Bailey is now unsure how effective rate increases would be at reducing price rises. But yesterday he admitted to MPs that he was ‘very uneasy’ about the current levels of inflation, adding that ‘every meeting is in play’ when it came to lifting interest rates.

Despite Bailey’s inflation worries, he played down fears that the UK is headed towards a 1970s-style environment where the cost of living spirals out of control.

Even Michael Saunders, an MPC member who did vote for a rate rise at the meeting, told MPs there was little chance of a ‘wage price spiral’ – where businesses are forced to pay their workers more, which in turn causes the cost of living to jump as retailers put up their prices.

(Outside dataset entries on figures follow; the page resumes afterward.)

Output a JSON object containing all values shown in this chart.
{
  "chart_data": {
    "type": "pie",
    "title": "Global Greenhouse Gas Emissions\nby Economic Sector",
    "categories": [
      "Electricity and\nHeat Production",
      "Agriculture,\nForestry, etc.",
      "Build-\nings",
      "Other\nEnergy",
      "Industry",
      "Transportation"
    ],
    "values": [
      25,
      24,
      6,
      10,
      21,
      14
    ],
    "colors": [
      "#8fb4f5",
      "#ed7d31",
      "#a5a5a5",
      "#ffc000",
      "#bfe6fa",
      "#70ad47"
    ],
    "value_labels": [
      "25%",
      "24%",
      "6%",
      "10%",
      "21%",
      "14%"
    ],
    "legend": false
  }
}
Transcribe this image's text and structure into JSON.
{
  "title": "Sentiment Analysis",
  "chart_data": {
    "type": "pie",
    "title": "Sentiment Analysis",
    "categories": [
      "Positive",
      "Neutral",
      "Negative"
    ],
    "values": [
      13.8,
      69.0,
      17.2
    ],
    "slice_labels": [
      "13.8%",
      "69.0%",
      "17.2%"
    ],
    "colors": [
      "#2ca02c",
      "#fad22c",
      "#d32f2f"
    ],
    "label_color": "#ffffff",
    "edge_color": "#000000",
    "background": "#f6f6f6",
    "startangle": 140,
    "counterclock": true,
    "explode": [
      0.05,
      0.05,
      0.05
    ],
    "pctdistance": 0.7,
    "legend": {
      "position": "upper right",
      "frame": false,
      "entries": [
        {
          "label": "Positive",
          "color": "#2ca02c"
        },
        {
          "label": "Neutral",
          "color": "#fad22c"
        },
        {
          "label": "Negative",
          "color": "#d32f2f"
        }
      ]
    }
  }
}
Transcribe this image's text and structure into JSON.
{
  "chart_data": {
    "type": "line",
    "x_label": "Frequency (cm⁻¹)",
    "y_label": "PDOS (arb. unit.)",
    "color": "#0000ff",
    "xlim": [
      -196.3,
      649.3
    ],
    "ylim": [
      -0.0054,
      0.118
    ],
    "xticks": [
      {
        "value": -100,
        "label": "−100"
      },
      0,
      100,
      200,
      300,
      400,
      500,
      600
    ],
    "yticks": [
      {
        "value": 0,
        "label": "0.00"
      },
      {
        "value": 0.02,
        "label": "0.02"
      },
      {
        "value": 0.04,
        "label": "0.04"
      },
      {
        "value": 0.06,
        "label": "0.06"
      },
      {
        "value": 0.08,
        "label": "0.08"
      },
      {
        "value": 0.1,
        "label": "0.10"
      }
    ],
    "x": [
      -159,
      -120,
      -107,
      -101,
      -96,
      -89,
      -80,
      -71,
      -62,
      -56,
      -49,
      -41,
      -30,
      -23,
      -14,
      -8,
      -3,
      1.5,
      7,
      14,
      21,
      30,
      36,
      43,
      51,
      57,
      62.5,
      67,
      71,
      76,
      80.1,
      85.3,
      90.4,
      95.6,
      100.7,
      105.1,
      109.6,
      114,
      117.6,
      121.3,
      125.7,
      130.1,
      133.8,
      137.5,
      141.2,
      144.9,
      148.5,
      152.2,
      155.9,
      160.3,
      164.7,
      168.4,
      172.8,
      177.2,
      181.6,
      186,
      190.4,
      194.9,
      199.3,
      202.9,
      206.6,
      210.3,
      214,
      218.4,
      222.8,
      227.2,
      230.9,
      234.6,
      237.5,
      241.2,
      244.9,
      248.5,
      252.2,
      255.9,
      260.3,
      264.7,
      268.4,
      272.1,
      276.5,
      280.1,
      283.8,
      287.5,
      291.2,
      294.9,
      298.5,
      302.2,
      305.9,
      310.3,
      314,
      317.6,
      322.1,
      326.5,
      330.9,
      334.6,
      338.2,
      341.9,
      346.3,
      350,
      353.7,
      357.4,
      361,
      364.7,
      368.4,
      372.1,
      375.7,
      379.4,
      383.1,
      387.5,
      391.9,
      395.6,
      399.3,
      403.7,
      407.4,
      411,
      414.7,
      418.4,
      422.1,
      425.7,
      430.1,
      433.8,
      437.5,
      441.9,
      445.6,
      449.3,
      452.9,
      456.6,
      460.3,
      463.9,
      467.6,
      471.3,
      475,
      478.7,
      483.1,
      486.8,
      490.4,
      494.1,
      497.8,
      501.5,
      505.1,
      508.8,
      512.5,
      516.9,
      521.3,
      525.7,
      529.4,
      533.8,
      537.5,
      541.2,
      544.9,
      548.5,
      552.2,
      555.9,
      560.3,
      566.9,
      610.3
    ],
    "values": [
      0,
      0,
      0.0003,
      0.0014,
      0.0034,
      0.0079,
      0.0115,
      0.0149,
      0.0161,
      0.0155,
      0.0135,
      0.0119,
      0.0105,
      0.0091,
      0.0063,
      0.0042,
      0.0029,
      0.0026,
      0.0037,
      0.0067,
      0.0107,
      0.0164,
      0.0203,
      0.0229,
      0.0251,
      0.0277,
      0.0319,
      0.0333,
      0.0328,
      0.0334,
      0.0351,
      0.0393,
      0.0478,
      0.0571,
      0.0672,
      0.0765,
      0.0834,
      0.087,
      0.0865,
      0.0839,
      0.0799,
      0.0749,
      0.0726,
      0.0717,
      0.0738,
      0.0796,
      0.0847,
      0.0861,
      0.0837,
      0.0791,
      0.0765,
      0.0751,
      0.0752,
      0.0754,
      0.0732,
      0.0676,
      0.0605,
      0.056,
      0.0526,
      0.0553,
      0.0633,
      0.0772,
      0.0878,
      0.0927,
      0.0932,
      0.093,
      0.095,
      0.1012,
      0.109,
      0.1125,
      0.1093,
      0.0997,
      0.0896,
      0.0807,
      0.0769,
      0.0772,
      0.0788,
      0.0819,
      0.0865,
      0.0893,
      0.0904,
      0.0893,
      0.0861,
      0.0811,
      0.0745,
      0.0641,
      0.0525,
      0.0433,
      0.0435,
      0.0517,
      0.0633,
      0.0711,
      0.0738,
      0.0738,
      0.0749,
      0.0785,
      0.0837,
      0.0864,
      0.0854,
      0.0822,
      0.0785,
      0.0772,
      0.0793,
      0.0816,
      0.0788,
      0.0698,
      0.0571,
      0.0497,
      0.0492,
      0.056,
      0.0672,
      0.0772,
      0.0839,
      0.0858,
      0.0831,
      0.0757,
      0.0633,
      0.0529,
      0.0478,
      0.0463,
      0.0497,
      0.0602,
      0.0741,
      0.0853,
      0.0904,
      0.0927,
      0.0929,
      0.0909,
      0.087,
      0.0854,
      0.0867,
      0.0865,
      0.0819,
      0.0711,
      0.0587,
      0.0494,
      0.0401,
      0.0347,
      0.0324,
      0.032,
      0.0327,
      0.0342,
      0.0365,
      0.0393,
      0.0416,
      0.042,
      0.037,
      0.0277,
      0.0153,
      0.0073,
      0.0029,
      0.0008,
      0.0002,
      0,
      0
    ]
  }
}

Catherine Mann is another MPC member. She said that households would spend more on energy and food as the cost of fuel will rise next year.

This would limit the amount of money that people can spare for other shopping, which could in turn weigh on businesses’ ability to pass on higher costs to their customers. All of this could ‘put a damper’ on inflation over the medium-term, she added.

Saunders was concerned that if the Bank holds off on raising rates for too long it might have to raise them faster than normal.

Although higher interest rates may be good news for savers they can also impact mortgage holders as well as other borrowers. They will increase the cost of debt.